Sulla Leopolda c'è tutta un'epica che riassumiamo in poche battute. Nata nel 2010 ai tempi del Renzi sindaco di Firenze, ha rappresentato da sempre la chiamata alla mobilitazione per il popolo renziano. Sopra ci hanno scritto almeno un paio di libri. Una convention all'americana con musica degli Imagine Dragons e Jovanotti sparata a tutto volume, intervallata a discorsi tra il politico e il motivazionale. Ci sono passati un po' tutti coloro che hanno condiviso un tratto di strada con Renzi, da Pippo Civati a Teresa Bellanova.
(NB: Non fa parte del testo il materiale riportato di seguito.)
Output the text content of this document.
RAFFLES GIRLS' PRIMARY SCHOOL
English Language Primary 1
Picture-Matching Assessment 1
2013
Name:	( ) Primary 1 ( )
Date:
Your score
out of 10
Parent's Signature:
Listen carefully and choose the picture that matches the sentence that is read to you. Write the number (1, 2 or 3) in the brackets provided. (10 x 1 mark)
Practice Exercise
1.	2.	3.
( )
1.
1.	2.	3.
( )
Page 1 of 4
Renzi non ci ha rinunciato neppure quando era a Palazzo Chigi. Il suo intervento conclusivo era sempre di domenica, all'ora di pranzo, prima del Tg1. L'anno scorso non ci fu modo di organizzarla: troppo improvvisa la crisi di governo e la convocazione alle urne di settembre. E' stata anche croce e delizia, per l'ex premier. Visto che dalla Leopolda prese piede la famosa inchiesta Open della procura di Firenze. 
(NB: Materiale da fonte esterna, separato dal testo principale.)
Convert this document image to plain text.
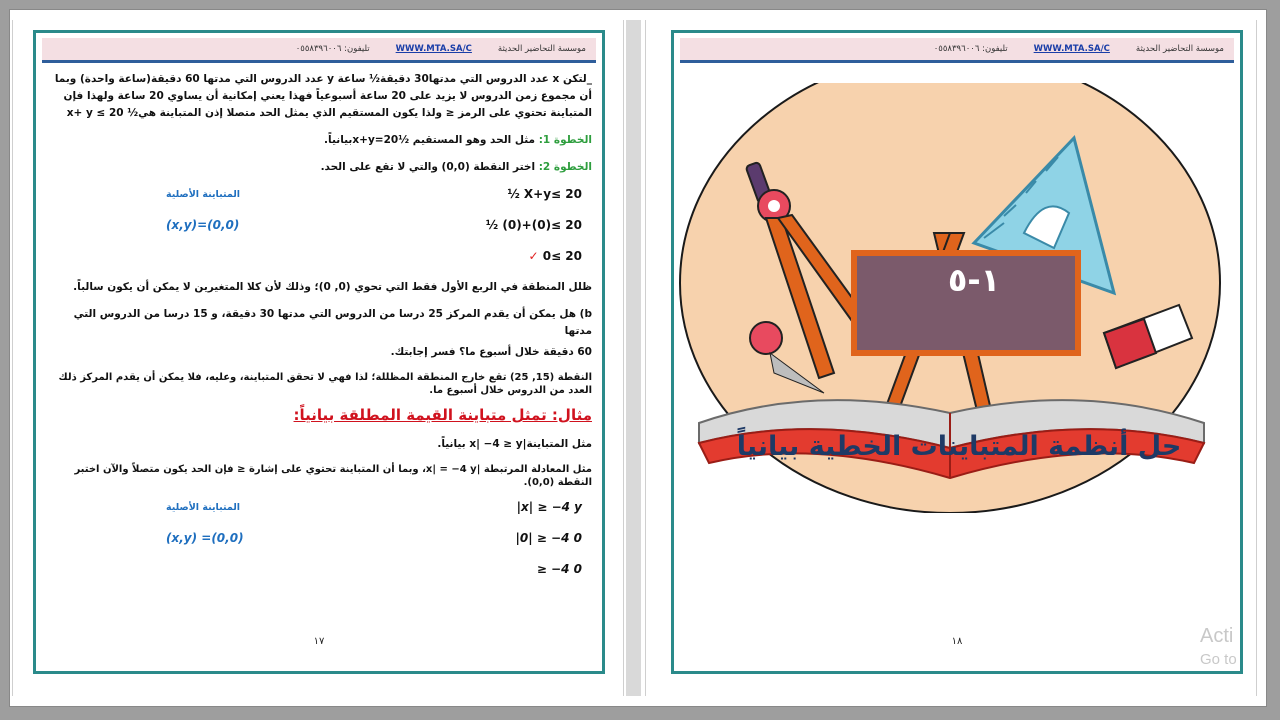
موسسة التحاضير الحديثة
WWW.MTA.SA/C
تليفون: ٠٥٥٨٣٩٦٠٠٦

_لتكن x عدد الدروس التي مدتها30 دقيقة½ ساعة y عدد الدروس التي مدتها 60 دقيقة(ساعة واحدة) وبما أن مجموع زمن الدروس لا يزيد على 20 ساعة أسبوعياً فهذا يعني إمكانية أن يساوي 20 ساعة ولهذا فإن المتباينة تحتوي على الرمز ≤ ولذا يكون المستقيم الذي يمثل الحد متصلا إذن المتباينة هي½ x+ y ≤ 20

الخطوة 1: مثل الحد وهو المستقيم ½x+y=20بيانياً.

الخطوة 2: اختر النقطة (0,0) والتي لا تقع على الحد.

½ X+y≤ 20
المتباينة الأصلية
½ (0)+(0)≤ 20
(x,y)=(0,0)
✓ 0≤ 20

ظلل المنطقة في الربع الأول فقط التي تحوي (0, 0)؛ وذلك لأن كلا المتغيرين لا يمكن أن يكون سالباً.

b) هل يمكن أن يقدم المركز 25 درسا من الدروس التي مدتها 30 دقيقة، و 15 درسا من الدروس التي مدتها

60 دقيقة خلال أسبوع ما؟ فسر إجابتك.

النقطة (15, 25) تقع خارج المنطقة المظللة؛ لذا فهي لا تحقق المتباينة، وعليه، فلا يمكن أن يقدم المركز ذلك العدد من الدروس خلال أسبوع ما.

مثال: تمثل متباينة القيمة المطلقة بيانياً:

مثل المتباينة|x| −4 ≥ y بيانياً.

مثل المعادلة المرتبطة |x| = −4 y، وبما أن المتباينة تحتوي على إشارة ≤ فإن الحد يكون متصلاً والآن اختبر النقطة (0,0).

|x| ≥ −4 y
المتباينة الأصلية
|0| ≥ −4 0
(x,y) =(0,0)
≥ −4 0
١٧
موسسة التحاضير الحديثة
WWW.MTA.SA/C
تليفون: ٠٥٥٨٣٩٦٠٠٦
١-٥
حل أنظمة المتباينات الخطية بيانياً
١٨	Acti
Go to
Si capisce perché per il "senatore semplice di Scandicci" rappresenti una specie di sipario calato giù per sempre, e con modi e tempistiche che non aveva calcolato. Perché va bene defilarsi, lasciare a Calenda il ruolo di leader. Ma perché mai dovrei perdere questo spazio di popolo (ristretto), questa connessione sentimentale con la mia gente? Sono questi i pensieri che lo animano in queste ore. "Chi conosce quell’esperienza sa che è un momento bello di confronto politico tra generazioni e storie diverse. È un momento in cui tante persone si avvicinano alla politica. Dire che non può essere più fatta la Leopolda non ha senso. La facciamo con migliaia di volontari dal 2010, non vedo perché dovremmo smettere di farla oggi in un momento in cui la politica va difesa dai populismi e dai sovranismi", ha scritto oggi su Twitter.
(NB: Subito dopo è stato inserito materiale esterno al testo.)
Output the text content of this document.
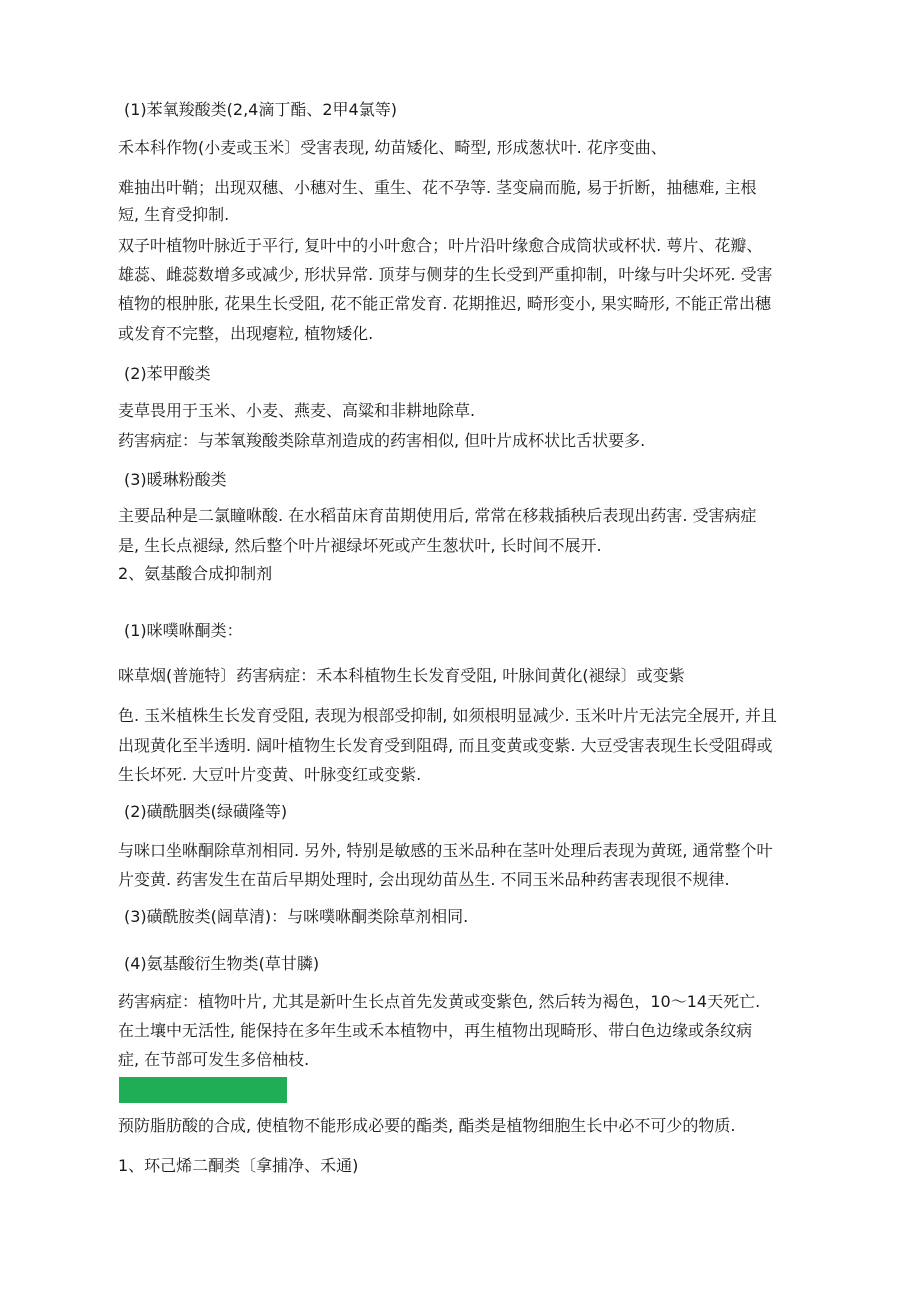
(1)苯氧羧酸类(2,4滴丁酯、2甲4氯等)
禾本科作物(小麦或玉米〕受害表现, 幼苗矮化、畸型, 形成葱状叶. 花序变曲、
难抽出叶鞘；出现双穗、小穗对生、重生、花不孕等. 茎变扁而脆, 易于折断，抽穗难, 主根
短, 生育受抑制.
双子叶植物叶脉近于平行, 复叶中的小叶愈合；叶片沿叶缘愈合成筒状或杯状. 萼片、花瓣、
雄蕊、雌蕊数增多或减少, 形状异常. 顶芽与侧芽的生长受到严重抑制，叶缘与叶尖坏死. 受害
植物的根肿胀, 花果生长受阻, 花不能正常发育. 花期推迟, 畸形变小, 果实畸形, 不能正常出穗
或发育不完整，出现瘪粒, 植物矮化.
(2)苯甲酸类
麦草畏用于玉米、小麦、燕麦、高粱和非耕地除草.
药害病症：与苯氧羧酸类除草剂造成的药害相似, 但叶片成杯状比舌状要多.
(3)暖琳粉酸类
主要品种是二氯瞳咻酸. 在水稻苗床育苗期使用后, 常常在移栽插秧后表现出药害. 受害病症
是, 生长点褪绿, 然后整个叶片褪绿坏死或产生葱状叶, 长时间不展开.
2、氨基酸合成抑制剂
(1)咪噗咻酮类：
咪草烟(普施特〕药害病症：禾本科植物生长发育受阻, 叶脉间黄化(褪绿〕或变紫
色. 玉米植株生长发育受阻, 表现为根部受抑制, 如须根明显减少. 玉米叶片无法完全展开, 并且
出现黄化至半透明. 阔叶植物生长发育受到阻碍, 而且变黄或变紫. 大豆受害表现生长受阻碍或
生长坏死. 大豆叶片变黄、叶脉变红或变紫.
(2)磺酰胭类(绿磺隆等)
与咪口坐咻酮除草剂相同. 另外, 特别是敏感的玉米品种在茎叶处理后表现为黄斑, 通常整个叶
片变黄. 药害发生在苗后早期处理时, 会出现幼苗丛生. 不同玉米品种药害表现很不规律.
(3)磺酰胺类(阔草清)：与咪噗咻酮类除草剂相同.
(4)氨基酸衍生物类(草甘膦)
药害病症：植物叶片, 尤其是新叶生长点首先发黄或变紫色, 然后转为褐色，10～14天死亡.
在土壤中无活性, 能保持在多年生或禾本植物中，再生植物出现畸形、带白色边缘或条纹病
症, 在节部可发生多倍柚枝.
预防脂肪酸的合成, 使植物不能形成必要的酯类, 酯类是植物细胞生长中必不可少的物质.
1、环己烯二酮类〔拿捕净、禾通)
Persino sulle altre condizioni poste da Calenda - tra cui il divieto di conflitto di interessi che gli impedirebbe di ricoprire nuovi incarichi nel nuovo partito qualora continuasse con l'attività di conferenziere in giro per il mondo (soprattutto arabo) -, Renzi aveva dato il suo beneplacito. 

 

Alla fine forse è più questo, più dei soldi, dei 200mila euro oggi e del 70 per cento del 2x1000 poi, della contendibilità della leadership (si scaldavano Raffaella Paita e Luigi Marattin) ad aver convinto Renzi che il matrimonio con Calenda non è che s'ha da fare per forza. "Anche perché a farmi un gruppo autonomo al Senato ci metto un minuto". E a organizzare una nuova Leopolda, a quel punto, ancor meno.